Wjechałeś w latarnię czy bariery? Nie popełniaj tego kosztownego błędu

Czasem chwila nieuwagi wystarczy, aby wpaść w poślizg i uszkodzić infrastrukturę drogową. Większość kierowców po takim zdarzeniu po prostu odjeżdża „na kołach” lub lawecie, nie zdając sobie sprawy, że uciekają z miejsca kolizji.
W przypadku klasycznej stłuczki, gdzie są uszkodzone pojazdy, jej sprawca sporadycznie odjeżdża z miejsca bez załatwienia formalności. Kierowcy wiedzą, że to oznacza dla nich kłopoty. Natomiast jeśli ktoś zniszczy jedynie np. znak drogowy, zwykle znika z miejsca. Powód? W ten sposób unika mandatu oraz utraty zniżek w OC. Tymczasem jest to dość ryzykowne.
Co zatem należy zrobić, jeśli przydarzy się nam kolizja ze znakiem lub innym elementem drogi?

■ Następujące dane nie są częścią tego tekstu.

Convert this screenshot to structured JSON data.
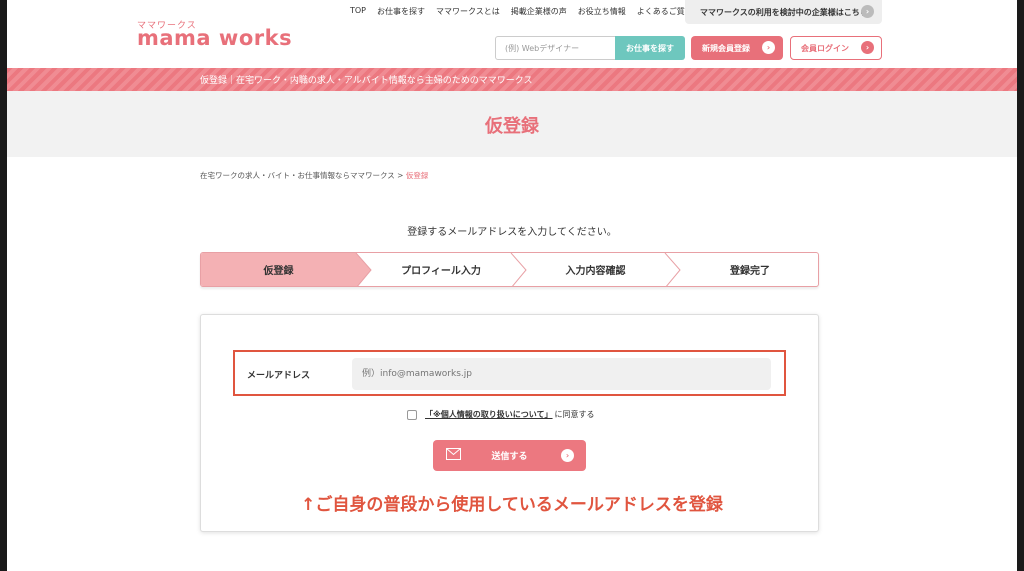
{
  "brand": {
    "logo_kana": "ママワークス",
    "logo_text": "mama works"
  },
  "nav": [
    "TOP",
    "お仕事を探す",
    "ママワークスとは",
    "掲載企業様の声",
    "お役立ち情報",
    "よくあるご質問"
  ],
  "header": {
    "corporate_link": "ママワークスの利用を検討中の企業様はこちら",
    "search_placeholder": "(例) Webデザイナー",
    "search_button": "お仕事を探す",
    "register_button": "新規会員登録",
    "login_button": "会員ログイン"
  },
  "stripe_text": "仮登録｜在宅ワーク・内職の求人・アルバイト情報なら主婦のためのママワークス",
  "page_title": "仮登録",
  "breadcrumb": {
    "home": "在宅ワークの求人・バイト・お仕事情報ならママワークス",
    "separator": ">",
    "current": "仮登録"
  },
  "instruction": "登録するメールアドレスを入力してください。",
  "steps": [
    {
      "label": "仮登録",
      "active": true
    },
    {
      "label": "プロフィール入力",
      "active": false
    },
    {
      "label": "入力内容確認",
      "active": false
    },
    {
      "label": "登録完了",
      "active": false
    }
  ],
  "form": {
    "email_label": "メールアドレス",
    "email_placeholder": "例）info@mamaworks.jp",
    "agree_link": "「※個人情報の取り扱いについて」",
    "agree_suffix": "に同意する",
    "submit_button": "送信する"
  },
  "annotation": "↑ご自身の普段から使用しているメールアドレスを登録",
  "colors": {
    "brand_pink": "#e8707a",
    "teal": "#6ec7be",
    "annotation_red": "#e0553f"
  }
}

Kolizja ze znakiem – standardowa procedura
O ile większość kierowców przejmuje się uszkodzeniami we własnym samochodzie, o tyle nie zawsze zwracają oni uwagę na to, co zniszczyli na drodze. Co prawda znak lub latarnia nie wezwą policji na miejsce ani nie przyjmą oświadczenia o winie. Jednak sprawcy zapominają, że nie mogą tak po prostu zniknąć po uszkodzeniu cudzego mienia. Sam fakt, że nie ucierpiało auto należące do innej osoby, z punktu widzenia przepisów nic nie zmienia.
Kierowca ma obowiązek powiadomić właściciela drogi lub terenu o zaistniałej szkodzie oraz przekazać dane niezbędne do jej likwidacji. Należy więc skontaktować się z zarządcą i zostawić mu podpisane oświadczenie o kolizji. W ostateczności można sprawę zgłosić policji, ale w takim przypadku trzeba liczyć się z mandatem.
Kolizja ze znakiem – co grozi za ucieczkę?
A co jeśli ktoś jednak postanowił odjechać? Może się zdarzyć, że nie poniesie żadnych konsekwencji. W przypadku uszkodzonych znaków czy barier drogowcy po prostu je wymieniają na własny koszt, nie szukają winnego. Tak przynajmniej wynika z raportu Najwyższej Izby Kontroli z 2020 r. To jednak nie wyklucza, że będą chcieli ścigać sprawcę. W dobie wszechobecnych kamer monitoringu czy wideorejestratorów samochodowych jest to coraz łatwiejsze.
O ile zarządcy dróg krajowych czy samorządowych rzadziej ścigają sprawców zniszczeń mienia publicznego, to prywatni właściciele posesji wykazują większą determinację. Zniszczony płot czy brama oznacza dla nich spore wydatki.
Jeśli sprawca kolizji ucieknie z miejsca zdarzenia, ale uda się ustalić jego personalia – grozi mu regres. Ubezpieczyciel w ramach OC zapłaci za zniszczenia, ale wystąpi do ubezpieczonego kierowcy o zwrot poniesionych kosztów.
Możliwa również odpowiedzialność karna
Warto pamiętać, że ucieczka po kolizji ze znakiem może oznaczać również problemy z prawem. Zgodnie z art. 85 Kodeksu wykroczeń, za „uszkodzenie znaku, sygnału, urządzenia ostrzegawczego lub zabezpieczającego albo zmianę ich położenia, zasłanianie lub czynienie ich niewidocznymi” grozi grzywna do 5000 zł i nawet 30 dni aresztu.
Natomiast jeśli kierowca, który zniszczy np. sygnalizator, ucieknie z miejsca, w skrajnym przypadku może być odpowiedzialny nawet za wypadek. Tak stanie się, jeśli do zdarzenia przyczyni się uszkodzona infrastruktura, na którą najedzie inny kierowca. Jednak bardziej prawdopodobne jest, że zostanie uznany za winnego stworzenia zagrożenia w ruchu drogowym. Oprócz grzywny do 30 000 zł dodatkową karą może być utrata prawa jazdy nawet na 3 lata.